I don’t get home much anymore. I’m on the road...mostly elsewhere trying to make sense of my own past and at the same time do the field work that historians do far too little of, not that I blame them much. I’m a historian like Scanner was a writer...a late bloomer. I’m not a writer, but I try. I don’t do fiction.
I found OS while in grad school in my fifties, as I was learning how to write history. I try to write some history every day after doing the field work. Now in my sixties, I am not near as nimble as I was years ago. I don’t run down the jetties at inlets anymore, or jog eight miles of boardwalk at dawn three days a week.
I was watching Ragtime last week and saw my old jogging route in the beach scene. Spring Lake is just a few miles south of Asbury Park, where my father was a bellhop during WWII summers until he joined the Marines in 1945, just after finishing high school.
I’m not there much at all anymore, and I feel guilty about it. But it never was me, really. I know that I played my end well enough up and down that beach, but it’s a kids game...the beach. I’m too old to play a kid or even a forty something, but I got away with it far longer than I should.
I was up and down the coast this summer...doing the field work, and got to see a disco act on a rainy Saturday night in Asbury Park. I had not been there for a year, and had seen almost no rain anywhere. The club was full of old people. I knew the lead singer from high school, who had just turned sixty, which is why I’m not mentioning her name.

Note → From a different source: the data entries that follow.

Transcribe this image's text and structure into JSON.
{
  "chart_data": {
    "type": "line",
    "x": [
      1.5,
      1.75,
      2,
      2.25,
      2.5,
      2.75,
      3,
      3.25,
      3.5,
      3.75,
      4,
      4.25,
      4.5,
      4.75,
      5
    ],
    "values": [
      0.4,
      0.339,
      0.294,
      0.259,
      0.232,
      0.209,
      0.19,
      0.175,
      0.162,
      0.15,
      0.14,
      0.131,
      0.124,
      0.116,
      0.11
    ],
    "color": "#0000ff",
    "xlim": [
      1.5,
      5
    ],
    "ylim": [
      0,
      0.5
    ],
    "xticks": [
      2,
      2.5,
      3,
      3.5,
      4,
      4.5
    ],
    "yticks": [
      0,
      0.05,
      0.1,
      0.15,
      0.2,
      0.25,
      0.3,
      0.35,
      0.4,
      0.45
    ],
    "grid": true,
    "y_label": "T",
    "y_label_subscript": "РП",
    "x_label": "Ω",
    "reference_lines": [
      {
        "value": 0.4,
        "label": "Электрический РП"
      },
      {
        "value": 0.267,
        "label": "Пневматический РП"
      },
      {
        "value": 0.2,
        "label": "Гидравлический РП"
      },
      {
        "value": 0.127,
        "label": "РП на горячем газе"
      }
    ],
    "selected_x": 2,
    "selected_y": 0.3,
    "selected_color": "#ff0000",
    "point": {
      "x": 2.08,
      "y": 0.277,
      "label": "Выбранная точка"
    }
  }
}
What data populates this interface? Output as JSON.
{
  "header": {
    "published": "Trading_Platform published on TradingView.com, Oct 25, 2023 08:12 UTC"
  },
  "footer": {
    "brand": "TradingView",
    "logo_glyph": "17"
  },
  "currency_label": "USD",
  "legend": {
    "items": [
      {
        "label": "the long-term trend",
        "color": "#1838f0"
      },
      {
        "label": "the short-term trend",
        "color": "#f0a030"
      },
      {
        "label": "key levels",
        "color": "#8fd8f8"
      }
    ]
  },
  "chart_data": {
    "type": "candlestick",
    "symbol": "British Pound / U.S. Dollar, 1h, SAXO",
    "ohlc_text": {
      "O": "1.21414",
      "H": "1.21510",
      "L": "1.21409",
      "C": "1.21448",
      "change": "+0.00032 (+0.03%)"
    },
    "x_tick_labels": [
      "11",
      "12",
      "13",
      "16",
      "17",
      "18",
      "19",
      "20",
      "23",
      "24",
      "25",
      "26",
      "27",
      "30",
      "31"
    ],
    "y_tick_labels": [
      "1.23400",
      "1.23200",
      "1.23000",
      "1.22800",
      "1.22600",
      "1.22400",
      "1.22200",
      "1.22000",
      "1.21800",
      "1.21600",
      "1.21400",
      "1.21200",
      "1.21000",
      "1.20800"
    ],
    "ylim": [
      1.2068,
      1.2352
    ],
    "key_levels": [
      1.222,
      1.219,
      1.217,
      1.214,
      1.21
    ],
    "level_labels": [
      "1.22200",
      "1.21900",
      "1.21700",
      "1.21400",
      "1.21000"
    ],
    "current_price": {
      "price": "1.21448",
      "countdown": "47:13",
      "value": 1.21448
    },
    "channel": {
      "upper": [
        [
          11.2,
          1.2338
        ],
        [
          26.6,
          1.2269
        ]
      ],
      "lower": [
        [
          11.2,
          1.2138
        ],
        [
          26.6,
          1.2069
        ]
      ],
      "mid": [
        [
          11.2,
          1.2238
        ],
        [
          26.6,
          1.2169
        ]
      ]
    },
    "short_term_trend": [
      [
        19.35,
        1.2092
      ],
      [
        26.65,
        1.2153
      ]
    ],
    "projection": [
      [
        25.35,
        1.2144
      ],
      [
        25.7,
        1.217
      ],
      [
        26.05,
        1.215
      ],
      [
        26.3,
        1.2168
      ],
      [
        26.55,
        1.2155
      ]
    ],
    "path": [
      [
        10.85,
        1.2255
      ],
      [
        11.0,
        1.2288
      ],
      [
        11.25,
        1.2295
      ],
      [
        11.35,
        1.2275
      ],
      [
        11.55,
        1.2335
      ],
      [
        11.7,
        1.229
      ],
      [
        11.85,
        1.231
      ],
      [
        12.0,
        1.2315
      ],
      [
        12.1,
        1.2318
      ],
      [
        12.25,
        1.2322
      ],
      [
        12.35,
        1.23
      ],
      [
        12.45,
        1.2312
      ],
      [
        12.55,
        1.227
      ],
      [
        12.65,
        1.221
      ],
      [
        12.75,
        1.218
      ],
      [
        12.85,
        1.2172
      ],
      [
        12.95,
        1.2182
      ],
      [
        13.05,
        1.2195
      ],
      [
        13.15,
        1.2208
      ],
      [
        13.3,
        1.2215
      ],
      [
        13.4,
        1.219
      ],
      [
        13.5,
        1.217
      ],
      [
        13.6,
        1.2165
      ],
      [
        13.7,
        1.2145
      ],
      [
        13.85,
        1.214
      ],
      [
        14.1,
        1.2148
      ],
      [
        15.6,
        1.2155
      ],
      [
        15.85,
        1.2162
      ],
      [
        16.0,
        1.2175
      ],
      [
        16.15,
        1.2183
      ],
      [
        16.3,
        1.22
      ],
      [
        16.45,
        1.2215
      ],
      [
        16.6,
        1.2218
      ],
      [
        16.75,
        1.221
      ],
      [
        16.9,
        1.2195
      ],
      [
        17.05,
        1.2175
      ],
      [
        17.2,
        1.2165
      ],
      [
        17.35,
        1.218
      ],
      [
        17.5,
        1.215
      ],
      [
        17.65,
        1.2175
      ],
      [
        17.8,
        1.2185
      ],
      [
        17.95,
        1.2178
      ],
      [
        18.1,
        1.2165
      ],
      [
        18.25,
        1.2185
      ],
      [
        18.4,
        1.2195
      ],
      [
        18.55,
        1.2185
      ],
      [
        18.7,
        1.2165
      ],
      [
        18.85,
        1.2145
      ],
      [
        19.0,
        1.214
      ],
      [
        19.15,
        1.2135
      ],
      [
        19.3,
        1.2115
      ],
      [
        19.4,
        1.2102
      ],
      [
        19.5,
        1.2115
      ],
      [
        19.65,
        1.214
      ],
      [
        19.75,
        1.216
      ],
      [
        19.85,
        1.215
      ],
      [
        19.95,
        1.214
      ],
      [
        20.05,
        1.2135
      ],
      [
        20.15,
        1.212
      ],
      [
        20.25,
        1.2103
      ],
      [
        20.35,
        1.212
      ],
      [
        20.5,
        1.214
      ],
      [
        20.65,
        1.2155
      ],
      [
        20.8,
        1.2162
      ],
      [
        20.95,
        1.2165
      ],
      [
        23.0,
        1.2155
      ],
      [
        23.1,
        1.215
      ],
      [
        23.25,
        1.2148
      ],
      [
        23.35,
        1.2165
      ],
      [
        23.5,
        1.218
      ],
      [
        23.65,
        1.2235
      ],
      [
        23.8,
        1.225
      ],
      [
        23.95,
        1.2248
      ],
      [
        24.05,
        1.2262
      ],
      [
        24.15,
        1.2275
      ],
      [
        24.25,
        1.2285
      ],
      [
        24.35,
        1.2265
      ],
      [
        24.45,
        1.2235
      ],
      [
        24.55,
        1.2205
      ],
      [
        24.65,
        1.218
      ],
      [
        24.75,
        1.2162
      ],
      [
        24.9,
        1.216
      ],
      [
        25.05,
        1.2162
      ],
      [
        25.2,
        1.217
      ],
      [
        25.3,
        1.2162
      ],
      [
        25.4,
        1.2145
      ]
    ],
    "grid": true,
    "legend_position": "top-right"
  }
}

She is younger and in far better shape than me.
I never was much of a disco fan, but knew most of the songs they reviewed during an energetic three hour show with no intermission. I was tried just watching from the bar. After the show the lead singer recognized me and brought me back stage to catch a little buzz and meet her boy friend, who is ten years older than me but also in much better shape.
I walked out into the rain and down the street past the Stone Pony and all the other clubs spilling out swarms of youth into the stormy night. The wind blew warm rain close to sideways, but it did not sting. I got up on the boardwalk and headed south towards Ocean Grove where I was paying way too much for a tiny room in a Victorian fire trap.
I had been tired before going backstage but was now feeling just right. I walked through the remains of the Casino and felt better than I ever had in all the decades I worked those boards. I was not that person anymore, the one who was going nowhere, ever. The rain came off the ocean salty warm and greeted me as if I was a relative, and I embraced the moment...as a string of lights danced in the wind, I knew I was free of it all, and happy to be home at the same time.